È loro il merito di avere assicurato alla giustizia tanti ricercati, boss, gregari, feroci killer dei clan di camorra. Gli ultimi nomi finiti nella rete: Maria Licciardi, Raffaele Imperiale, Raffaele Mauriello, Giuseppe Vacca, Gennaro Esposito. Sono solo gli ultimi di una lunga serie di criminali presi e finiti in galera. «La latitanza - spiega al “Mattino” un investigatore esperto della Questura di Napoli - ha un costo, quasi sempre molto alto per chi si dà alla macchia. Richiede innanzitutto soldi, tanti soldi, e poi una rete di rapporti di complicità e connivenze non sempre facili da blindare totalmente. Ed è anche su quella ragnatela spesso apparentemente impenetrabile che ci soffermiamo. In ogni caso il latitante più difficile da individuare resta quello che non parla mai al telefono, incontra solo gente fidatissima e comunica con i suoi luogotenenti solo attraverso pizzini o una rete di citofoni interni, come faceva ad esempio Michele Zagaria».

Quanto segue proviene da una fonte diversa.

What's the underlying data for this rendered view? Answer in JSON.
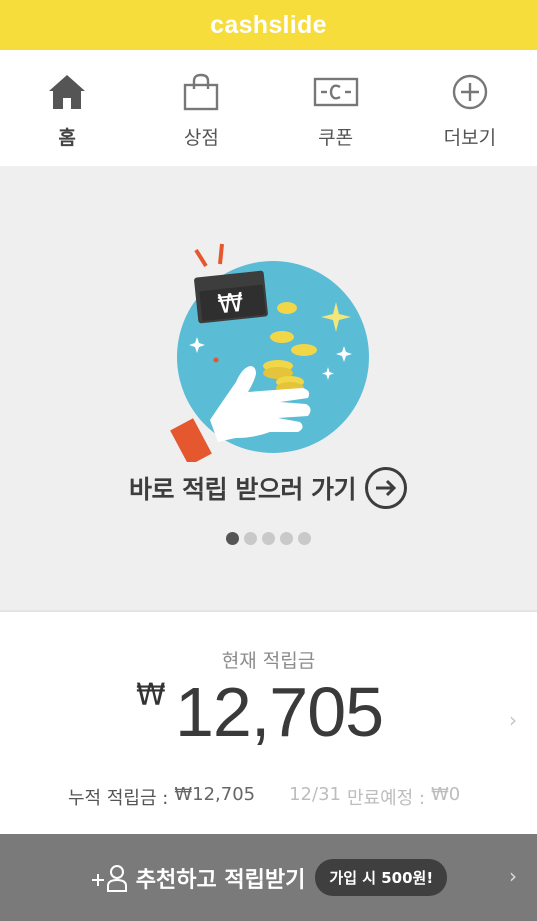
{
  "app": {
    "brand": "cashslide"
  },
  "nav": {
    "items": [
      {
        "label": "홈",
        "icon": "home-icon",
        "active": true
      },
      {
        "label": "상점",
        "icon": "shopping-bag-icon",
        "active": false
      },
      {
        "label": "쿠폰",
        "icon": "coupon-icon",
        "active": false
      },
      {
        "label": "더보기",
        "icon": "plus-circle-icon",
        "active": false
      }
    ]
  },
  "banner": {
    "cta": "바로 적립 받으러 가기",
    "wallet_symbol": "₩",
    "slides": 5,
    "active_slide": 1
  },
  "balance": {
    "label": "현재 적립금",
    "currency": "₩",
    "amount": "12,705",
    "accumulated_label": "누적 적립금 :",
    "accumulated_value": "₩12,705",
    "expiry_date": "12/31",
    "expiry_label": "만료예정 :",
    "expiry_value": "₩0"
  },
  "refer": {
    "text": "추천하고 적립받기",
    "badge": "가입 시 500원!"
  },
  "colors": {
    "brand_yellow": "#f6dd3b",
    "circle_blue": "#5bbcd6",
    "coin_yellow": "#f1d648",
    "accent_orange": "#e5572f"
  }
}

Tra i segreti di un lavoro svolto nell’ombra, le procedure, i tempi interamente modellati sulle abitudini dei ricercati, le strategie d’azione e le tecniche d’indagine dei cacciatori di ricercati c’è anche quella che privilegia le passioni del latitante. A tradirlo possono essere spesso la passione per le donne, per gli affetti familiari, talvolta anche per la buona cucina.

È entrata ormai nella narrativa camorristica la storia che avrebbe portato i carabinieri ad individuare il covo nel quale si nascondeva il boss Paolo Di Lauro. Durante la prima guerra di camorra a Scampia, Ciruzzo ‘o milionario inciampò nel menu che una fedelissima “vivandiera” gli proponeva, senza mai fargli mancare pesce freschissimo, e in particolare salmone e pezzogna, dei quali era ghiotto. I carabinieri misero sotto osservazione le pescherie di Secondigliano: e notarono che tutte le mattine la donna faceva acquisti di prelibatezze di mare. In particolare, di freschissime pezzogne. Seguendo i suoi movimenti riuscirono a individuare il rifugio del narcotrafficante, arrestandolo.